AT&T did offer Ms. Ray a severance package, but in return she had to sign a waiver of her rights under the Age Discrimination in Employment Act (ADEA). After realizing she was a victim of age discrimination, Ms. Ray challenged the validity of that waiver, and a federal judge ruled last week that the waiver she signed was, indeed, invalid.
Age Discrimination in Employment Act
The ADEA is a federal law that was passed in 1967. It protects employees who are over 40 years old and work for companies with 20 or more employees from discrimination based on their age. Employers are prohibited from discriminating against older employees or creating a hostile workplace.

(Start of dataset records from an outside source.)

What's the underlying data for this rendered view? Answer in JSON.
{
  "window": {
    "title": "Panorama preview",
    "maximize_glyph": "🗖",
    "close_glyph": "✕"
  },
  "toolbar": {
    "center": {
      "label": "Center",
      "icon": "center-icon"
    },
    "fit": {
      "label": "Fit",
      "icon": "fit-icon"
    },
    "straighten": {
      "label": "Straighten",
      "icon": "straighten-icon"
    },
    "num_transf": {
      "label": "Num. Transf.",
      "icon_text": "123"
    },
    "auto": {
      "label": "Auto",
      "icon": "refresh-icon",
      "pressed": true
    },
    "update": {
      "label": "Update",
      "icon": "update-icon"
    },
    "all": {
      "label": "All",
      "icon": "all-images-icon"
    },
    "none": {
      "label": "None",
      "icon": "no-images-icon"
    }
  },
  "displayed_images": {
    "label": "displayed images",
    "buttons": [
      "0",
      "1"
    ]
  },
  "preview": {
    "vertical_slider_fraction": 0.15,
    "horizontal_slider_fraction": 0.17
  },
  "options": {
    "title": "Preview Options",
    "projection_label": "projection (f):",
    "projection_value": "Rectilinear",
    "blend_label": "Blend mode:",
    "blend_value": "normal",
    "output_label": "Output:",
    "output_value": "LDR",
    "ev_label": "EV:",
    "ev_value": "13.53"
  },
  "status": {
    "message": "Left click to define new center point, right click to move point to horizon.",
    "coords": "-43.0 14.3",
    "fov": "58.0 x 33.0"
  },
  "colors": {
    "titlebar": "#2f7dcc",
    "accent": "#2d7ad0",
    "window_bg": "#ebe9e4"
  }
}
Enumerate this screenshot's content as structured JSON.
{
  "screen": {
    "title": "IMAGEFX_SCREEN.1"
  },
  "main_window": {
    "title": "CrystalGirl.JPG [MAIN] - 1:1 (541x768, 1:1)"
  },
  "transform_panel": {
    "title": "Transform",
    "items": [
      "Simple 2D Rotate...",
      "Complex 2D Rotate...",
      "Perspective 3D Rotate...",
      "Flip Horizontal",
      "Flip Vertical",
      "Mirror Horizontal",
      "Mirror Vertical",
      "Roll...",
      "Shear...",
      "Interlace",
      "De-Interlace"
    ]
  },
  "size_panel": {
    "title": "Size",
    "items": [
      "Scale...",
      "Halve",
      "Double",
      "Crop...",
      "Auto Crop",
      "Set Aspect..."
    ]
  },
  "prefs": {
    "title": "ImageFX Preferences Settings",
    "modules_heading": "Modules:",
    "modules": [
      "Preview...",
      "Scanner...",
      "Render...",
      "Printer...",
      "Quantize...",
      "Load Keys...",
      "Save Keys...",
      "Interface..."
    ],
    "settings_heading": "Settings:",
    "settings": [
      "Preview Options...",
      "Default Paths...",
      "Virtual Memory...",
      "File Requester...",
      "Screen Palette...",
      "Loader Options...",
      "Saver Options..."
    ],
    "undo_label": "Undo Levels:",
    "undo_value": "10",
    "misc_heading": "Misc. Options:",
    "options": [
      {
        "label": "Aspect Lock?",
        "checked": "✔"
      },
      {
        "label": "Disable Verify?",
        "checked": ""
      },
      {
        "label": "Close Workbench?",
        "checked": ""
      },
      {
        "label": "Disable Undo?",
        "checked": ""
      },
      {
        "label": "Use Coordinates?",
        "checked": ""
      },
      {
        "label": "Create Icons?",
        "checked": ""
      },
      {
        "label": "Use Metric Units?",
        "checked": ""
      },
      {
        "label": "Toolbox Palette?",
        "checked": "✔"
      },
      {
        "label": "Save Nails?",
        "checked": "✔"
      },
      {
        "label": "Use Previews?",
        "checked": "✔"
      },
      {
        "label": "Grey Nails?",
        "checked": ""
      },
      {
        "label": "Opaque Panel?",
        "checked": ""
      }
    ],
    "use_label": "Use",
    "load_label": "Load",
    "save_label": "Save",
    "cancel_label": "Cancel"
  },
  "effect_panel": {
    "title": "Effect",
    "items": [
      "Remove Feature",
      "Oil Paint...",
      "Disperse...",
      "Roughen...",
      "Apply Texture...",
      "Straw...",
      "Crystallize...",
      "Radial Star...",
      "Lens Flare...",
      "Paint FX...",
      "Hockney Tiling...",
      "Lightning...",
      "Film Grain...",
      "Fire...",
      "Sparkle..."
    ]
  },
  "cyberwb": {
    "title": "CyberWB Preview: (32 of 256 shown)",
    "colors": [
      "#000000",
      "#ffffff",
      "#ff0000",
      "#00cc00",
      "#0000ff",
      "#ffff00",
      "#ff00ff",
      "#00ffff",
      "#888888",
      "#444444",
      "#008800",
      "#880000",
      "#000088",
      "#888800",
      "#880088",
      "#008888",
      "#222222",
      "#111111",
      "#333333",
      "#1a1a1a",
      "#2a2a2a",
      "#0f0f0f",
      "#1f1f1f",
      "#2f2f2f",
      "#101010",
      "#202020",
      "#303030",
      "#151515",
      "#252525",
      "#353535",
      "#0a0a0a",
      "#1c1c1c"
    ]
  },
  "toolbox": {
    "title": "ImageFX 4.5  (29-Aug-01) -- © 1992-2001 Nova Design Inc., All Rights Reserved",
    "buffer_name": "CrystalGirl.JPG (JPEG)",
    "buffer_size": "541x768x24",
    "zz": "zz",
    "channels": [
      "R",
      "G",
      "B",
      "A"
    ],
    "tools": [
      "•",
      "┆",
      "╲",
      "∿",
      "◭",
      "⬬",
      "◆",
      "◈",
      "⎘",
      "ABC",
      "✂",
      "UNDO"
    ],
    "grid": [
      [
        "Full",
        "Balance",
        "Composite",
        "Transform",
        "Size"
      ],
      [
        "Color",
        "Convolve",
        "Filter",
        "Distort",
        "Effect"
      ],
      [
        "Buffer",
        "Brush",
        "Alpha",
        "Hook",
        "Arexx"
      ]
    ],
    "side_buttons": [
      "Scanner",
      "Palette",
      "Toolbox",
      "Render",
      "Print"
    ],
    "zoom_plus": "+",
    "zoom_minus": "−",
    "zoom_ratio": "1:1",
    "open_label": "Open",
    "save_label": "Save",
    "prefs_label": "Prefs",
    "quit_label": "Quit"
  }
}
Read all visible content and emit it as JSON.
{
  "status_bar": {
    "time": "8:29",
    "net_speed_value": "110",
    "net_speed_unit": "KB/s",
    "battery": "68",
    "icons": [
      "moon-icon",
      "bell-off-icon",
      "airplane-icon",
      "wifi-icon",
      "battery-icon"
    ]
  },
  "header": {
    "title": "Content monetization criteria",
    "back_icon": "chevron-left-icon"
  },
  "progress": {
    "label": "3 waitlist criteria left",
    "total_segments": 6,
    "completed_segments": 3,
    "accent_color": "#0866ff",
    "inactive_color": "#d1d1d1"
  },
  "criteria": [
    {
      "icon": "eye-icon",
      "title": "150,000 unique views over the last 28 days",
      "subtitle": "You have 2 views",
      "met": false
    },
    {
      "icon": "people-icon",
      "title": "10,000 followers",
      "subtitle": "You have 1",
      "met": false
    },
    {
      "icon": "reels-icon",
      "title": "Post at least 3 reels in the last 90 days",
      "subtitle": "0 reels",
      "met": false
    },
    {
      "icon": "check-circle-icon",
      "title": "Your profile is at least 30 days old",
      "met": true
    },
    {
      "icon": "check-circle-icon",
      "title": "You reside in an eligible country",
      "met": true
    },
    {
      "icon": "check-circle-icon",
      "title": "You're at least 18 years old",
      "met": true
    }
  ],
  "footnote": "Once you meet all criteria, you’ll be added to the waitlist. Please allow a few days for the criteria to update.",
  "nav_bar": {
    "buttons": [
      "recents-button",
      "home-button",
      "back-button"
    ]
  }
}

When Alison Ray was told she was being laid off, she was offered a choice: waive her rights under the ADEA and receive severance or receive nothing at all. She signed. After accepting her severance package, Ms. Ray realized she had indeed been a victim of age discrimination. While most people don’t bother to challenge the validity of the waivers they sign, assuming they are legal and binding, Ms. Ray decided to take on AT&T.
Under the ADEA, a valid waiver must be written in clear, concise language that is aimed at the recipient. In other words, if the person signing the waiver does not have a high school education, the waiver must avoid the use of technical language or legalese. Additionally, the waiver can be found invalid if it fails to fully inform the signer.
The specific waiver Ms. Ray signed simply stated that she was being laid off as a result of a “reduction in force.” Well, all layoffs are the result of a reduction in force. So, her lawyers argued that AT&T’s failure to include the decisional unit, or the process by which those who were being laid off were chosen, rendered the waiver invalid. Last week, a federal judge agreed.
In his ruling, Judge Timothy Rice said that the waiver “was not understandable to the average worker” and failed “to provide the average terminated employee with any meaningful information as to how the process of identifying those included in the reduction-in-force was conducted.”
As a result of the Judge’s ruling, Ms. Ray is now free to proceed with her age discrimination case against AT&T. AT&T representatives have stated that they are reviewing the ruling and dispute any claims that they discriminated on any basis, including age.